Thursday, May 24, 2007
Enough is enough!
For that matter, I have never accepted the premise that first amendment rights don't apply to serving active military personnel either.
Because neither statement is true. Especially for retired officers. The so-called "custom" never did exist and it does not exist now.
This was the article that set me off.
Gen. Sheehan's comments and a commentary subsequently published on April 16th have been cited by numerous media outlets and various politicians as proof of the problems within the administration. As a member of the active duty military, however, I find his comments appalling and
embarrassing. In his commentary, Gen. Sheehan wrote that to have accepted the job would have required "a great deal of emotional and intellectual energy" to coordinate the various governmental agencies, and ultimately, he wrote, "I concluded that the current Washington decision-making process lacks a linkage to a broader view of the region and how the parts fit together strategically." To which I respond: How about using your ostensibly powerhouse resume (former supreme allied commander, commander-in-chief of U.S. Atlantic Command, etc), to bring order to the chaos you cite, to recommend policy revisions and use the
immense reputation conferred upon a retired U.S. Marine Corps general to solve these longstanding problems? This position carried with it a direct line to the president; armed with such power, a capable man could surely have made a difference. But instead, the general only talks about the challenges -- and his personal discomfort.
So to sum: Gen. Sheehan is willing to allow the men and
women of our armed forces to continue languishing in a lethal environment that he believes to be dysfunctional, but refuses to get involved because it would be hard and might cause him to "develop an ulcer."
It sounds good, is red meat for war supporters and allows everyone who agrees with the writer to walk away with a self satisfied pat on the back.
Its also a very wrong point of view.
First of all, there is only one war czar, The President of the United States. If he cannot or will not get his cabinet departments to work together, the blame lies with him, not with the creation of another bureaucrat to blame. Gen Sheehan recognized the position as the pig in the poke that it is. Similar to asking for a Change of Command on the Titanic at 11:59 PM April 12, 1912. The General actually took a nice way to explain that, instead of the more effective, " this idea is as fucked up as Hogan's goat!"
Sheehan was right to refuse it and the fact that it did should tell you a lot about the real motivation of the administration in creating this job. Learn why here.
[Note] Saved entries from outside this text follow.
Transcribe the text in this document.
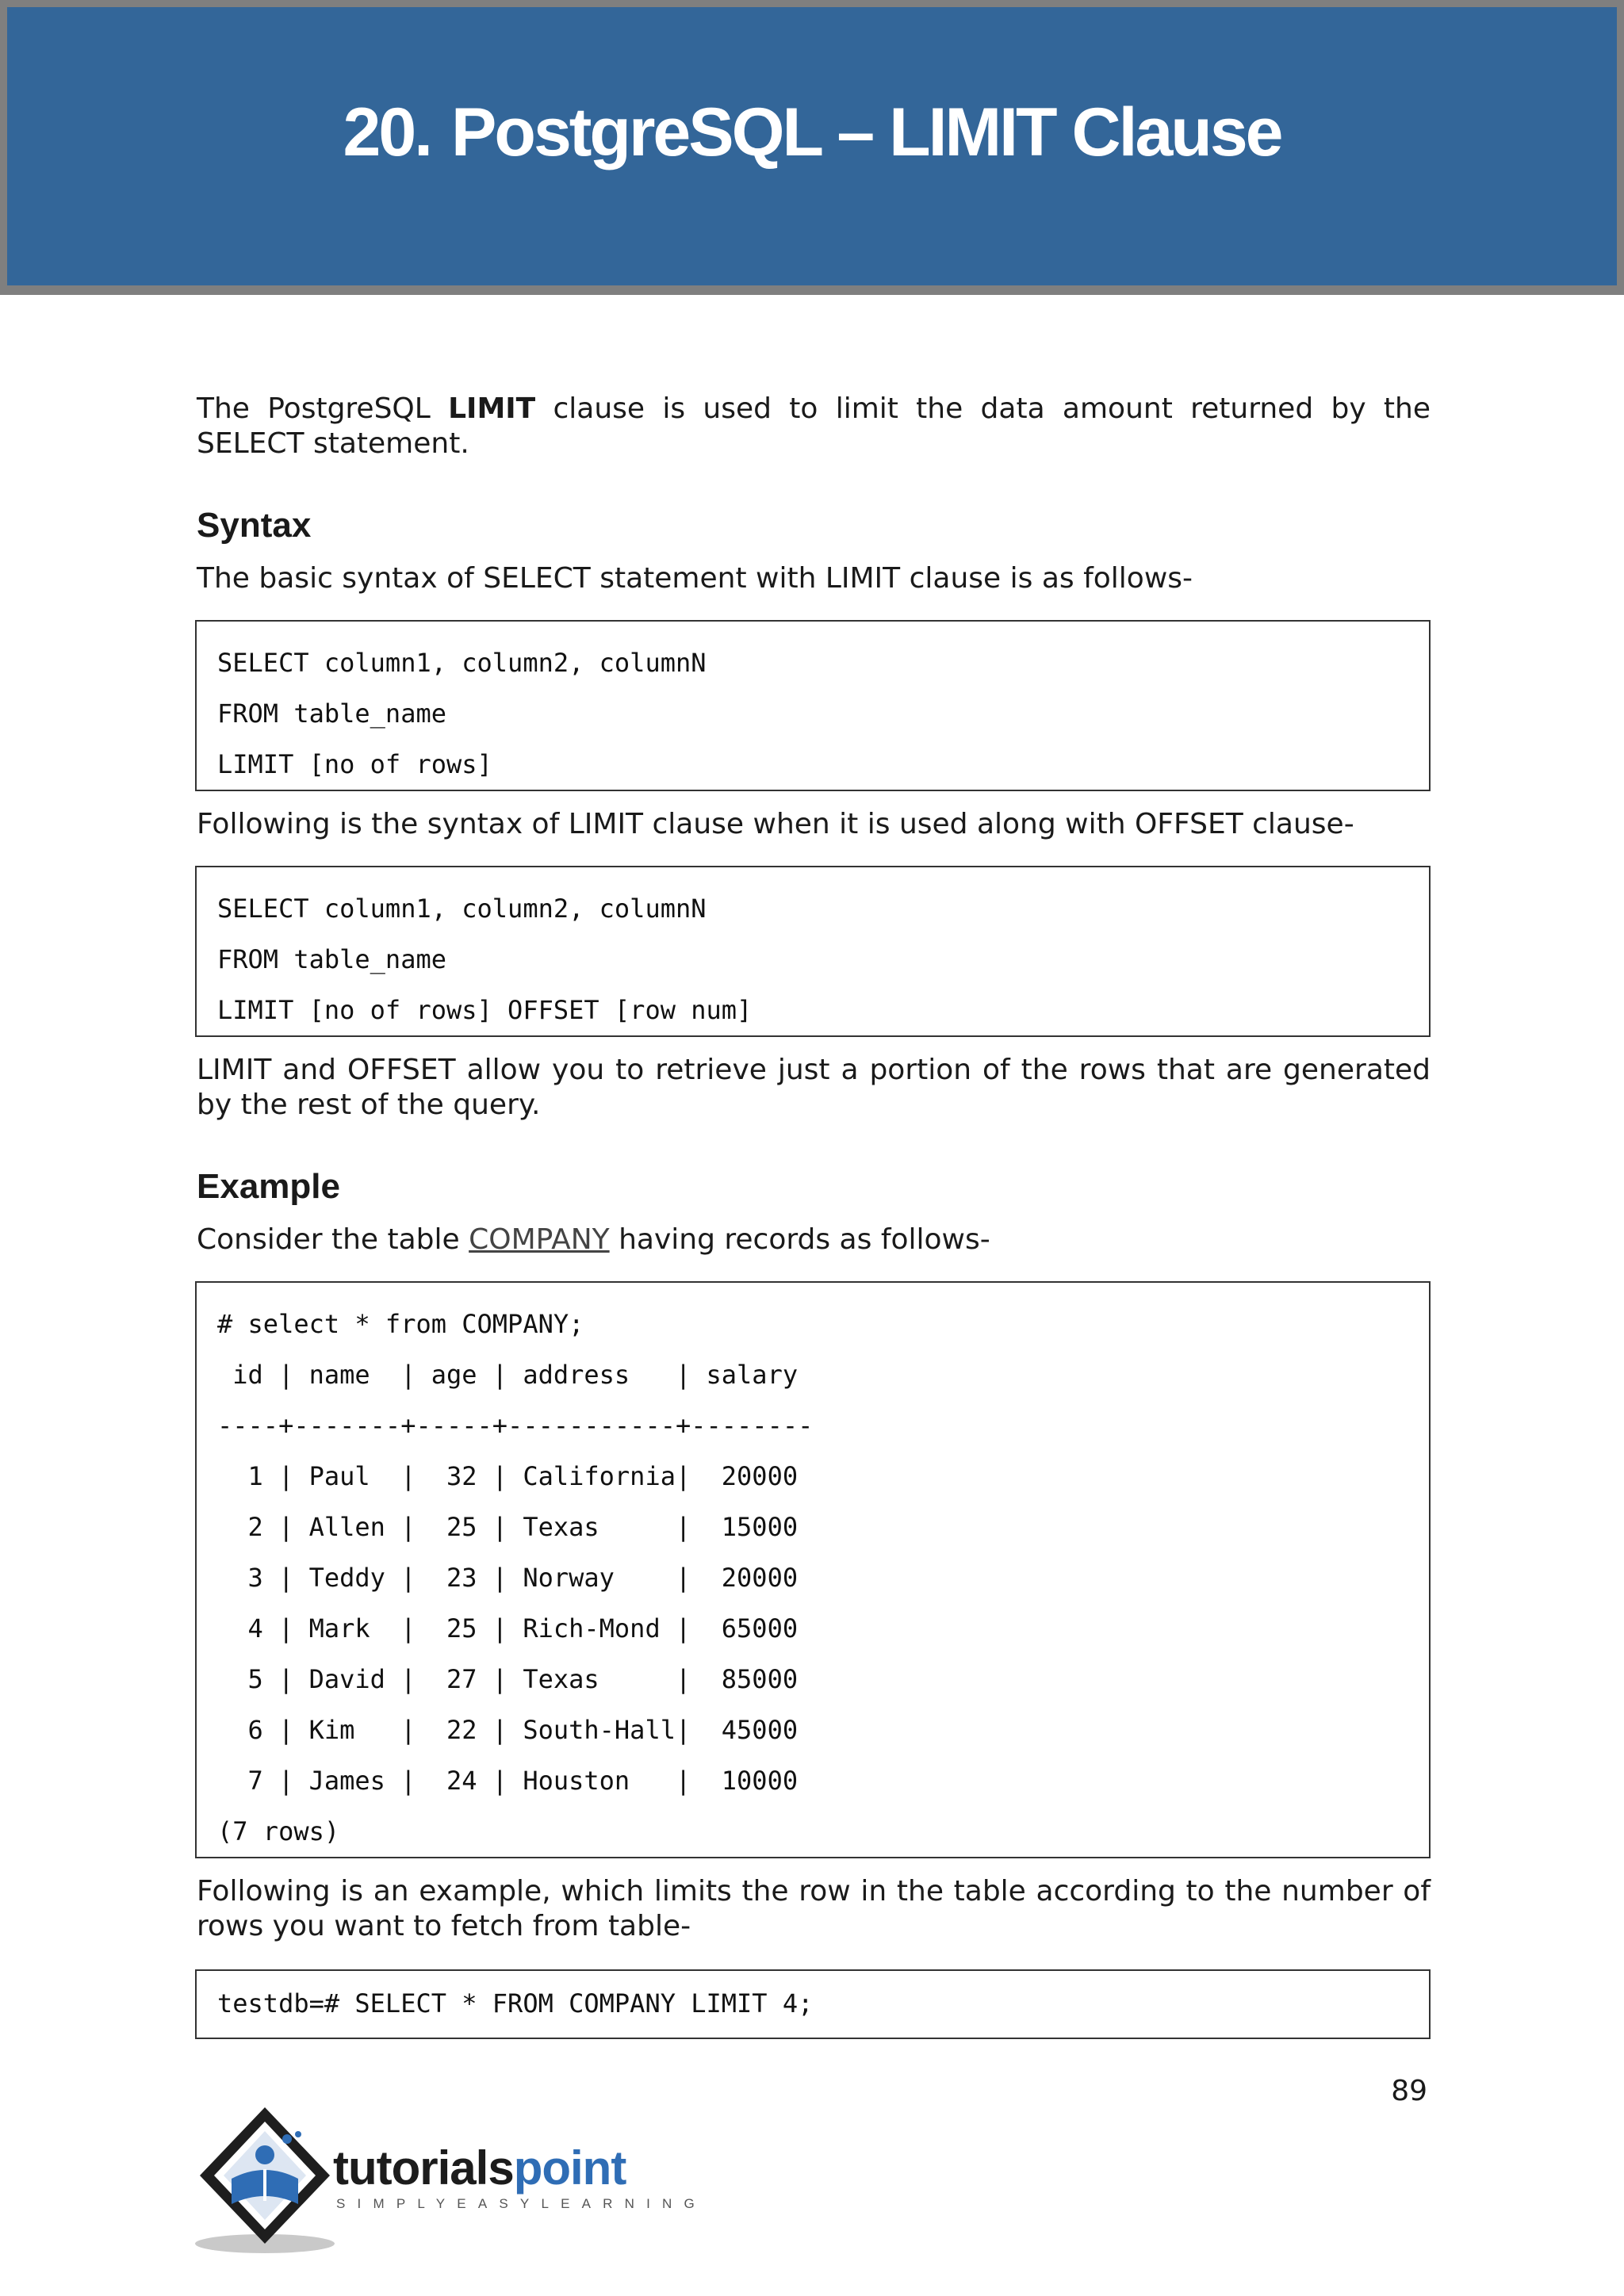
20. PostgreSQL – LIMIT Clause

The PostgreSQL LIMIT clause is used to limit the data amount returned by the SELECT statement.

Syntax

The basic syntax of SELECT statement with LIMIT clause is as follows-

SELECT column1, column2, columnN
FROM table_name
LIMIT [no of rows]

Following is the syntax of LIMIT clause when it is used along with OFFSET clause-

SELECT column1, column2, columnN
FROM table_name
LIMIT [no of rows] OFFSET [row num]

LIMIT and OFFSET allow you to retrieve just a portion of the rows that are generated by the rest of the query.

Example

Consider the table COMPANY having records as follows-

# select * from COMPANY;
id | name  | age | address   | salary
----+-------+-----+-----------+--------
1 | Paul  |  32 | California|  20000
2 | Allen |  25 | Texas     |  15000
3 | Teddy |  23 | Norway    |  20000
4 | Mark  |  25 | Rich-Mond |  65000
5 | David |  27 | Texas     |  85000
6 | Kim   |  22 | South-Hall|  45000
7 | James |  24 | Houston   |  10000
(7 rows)

Following is an example, which limits the row in the table according to the number of rows you want to fetch from table-

testdb=# SELECT * FROM COMPANY LIMIT 4;
89
tutorialspoint
SIMPLYEASYLEARNING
The administration sold the "surge" plan on the basis that it was the idea of new U.S. commander in Iraq General David Petraeus, the "brilliant" officer who had supervised production of the Army's new field manual on counterinsurgency. The administration then argued that having confirmed Petraeus's appoint to the top job in Iraq, Congress couldn't then turn around and pass legislation that blocked Petraeus from giving his surge plan time to succeed. Except the surge plan--more accurately described as the "escalation strategy"--wasn't the brainchild of Petraeus. No, the escalation scheme sprang from the minds of Frederick Kagan and retired general Jack Keane, prominent members of the American Enterprise Institute and luminaries in constellation of neoconservatives who got us into this Iraq fiasco in the first place.
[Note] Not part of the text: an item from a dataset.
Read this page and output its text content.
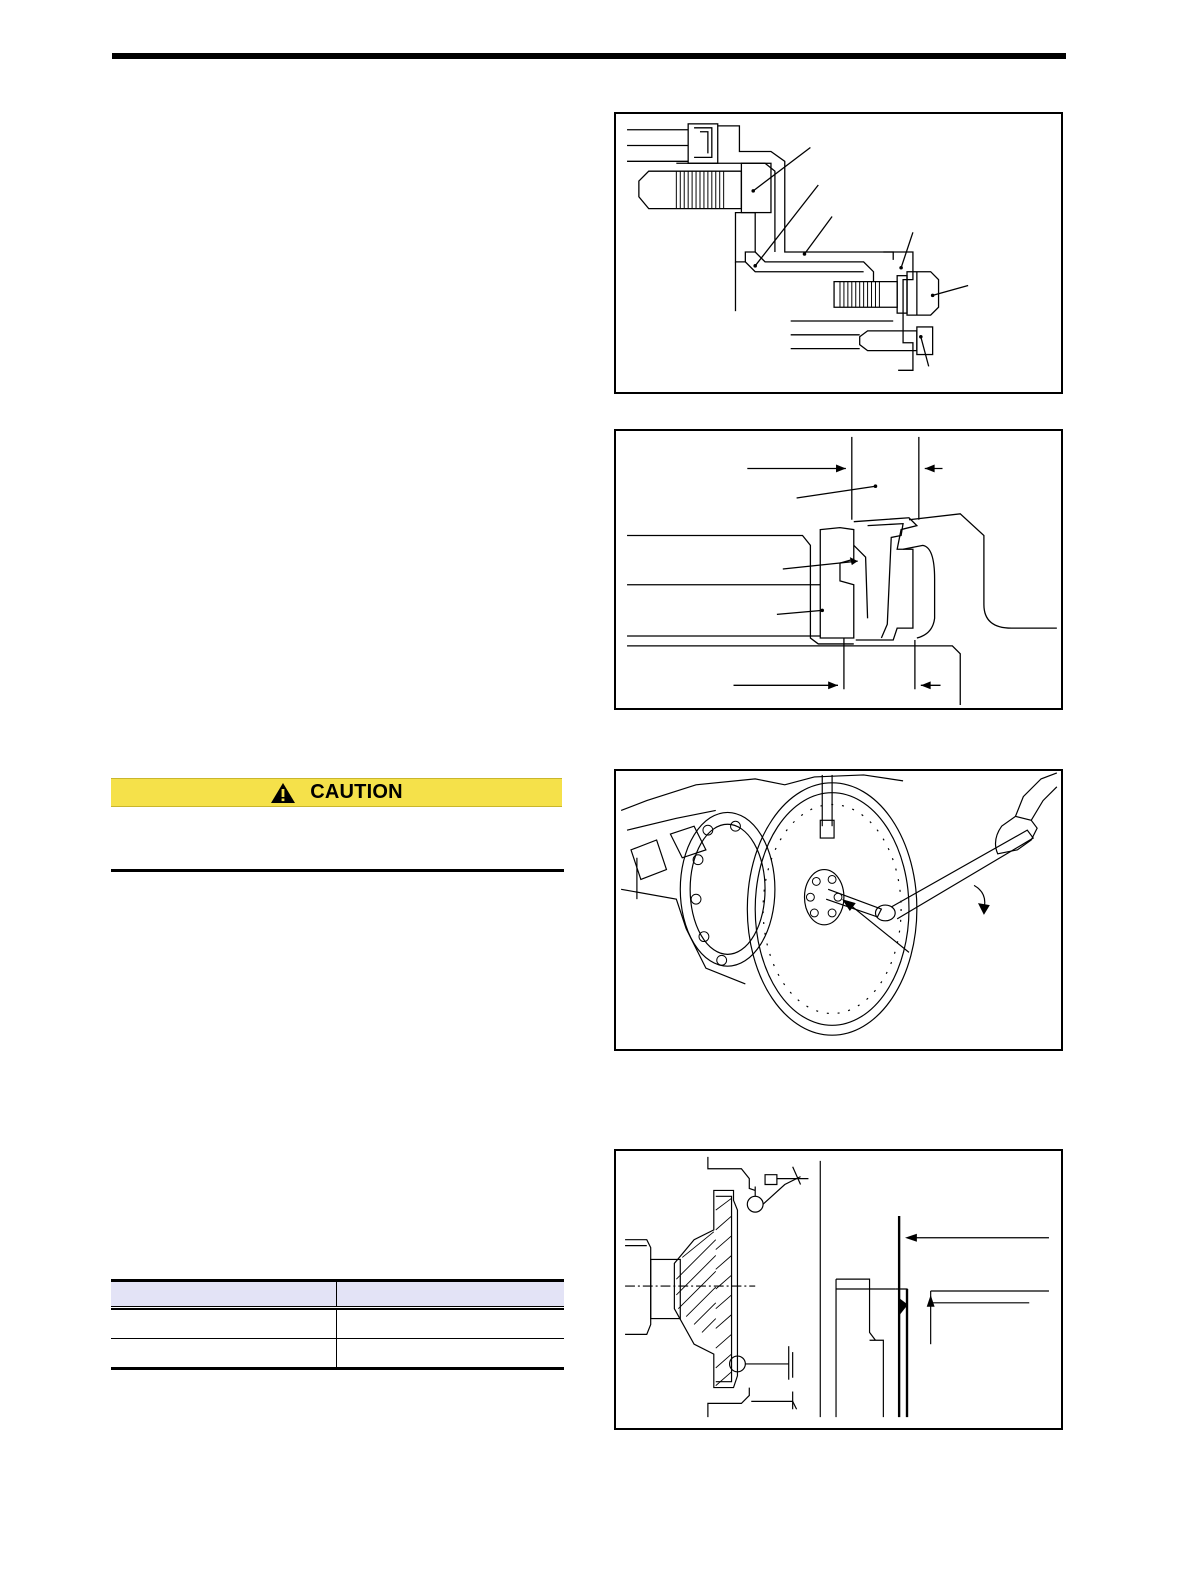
CAUTION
The injection of Petraeus and the surge bought the administration six more months of "past bedtime" time, but as Ambassador Crocker's remarks indicate, six months won't be enough to accomplish whatever was supposed to be accomplished. Time has run out months before its time.
Little wonder then that as we hear that yet another timeline/benchmark can't be met, we get another smoke and mirror show about the new "War Czar."
Quite simply, if Sheehan really wanted to help the troops from his position now, he would run for office, or at the military lobby hard with Congress, pointing out that when it comes to defense issues-it has always said one thing, and then done another.
Its his right as an American. If a retired General supports the war he is just as entitled to speak out. Maybe if the two groups of folks had publicly fought this out in 2002 we would not be in the mess in Iraq we are now.
The popular contention is that retired officers speaking out, in effect becomes a lobby for the active duty military. I would ask the question, what is wrong with that? Its part of the job description since the Hatch Act prohibits military people from organizing politically. If it were not for the screams of many retired folks, the sins of Dr David Chu or the disdain of so called military supporters like Duncan Hunter for military personnel and veterans would never have come to light.
I've said before and I will say it again, this type of activism is a positive development, particularly if it means that more veterans-on both sides of the aisle, run for public office.
Disagree with their ideas if you will. But don't ever say they don't have the right to say them.
Do not go quietly- make them drag you out the door kicking and screaming!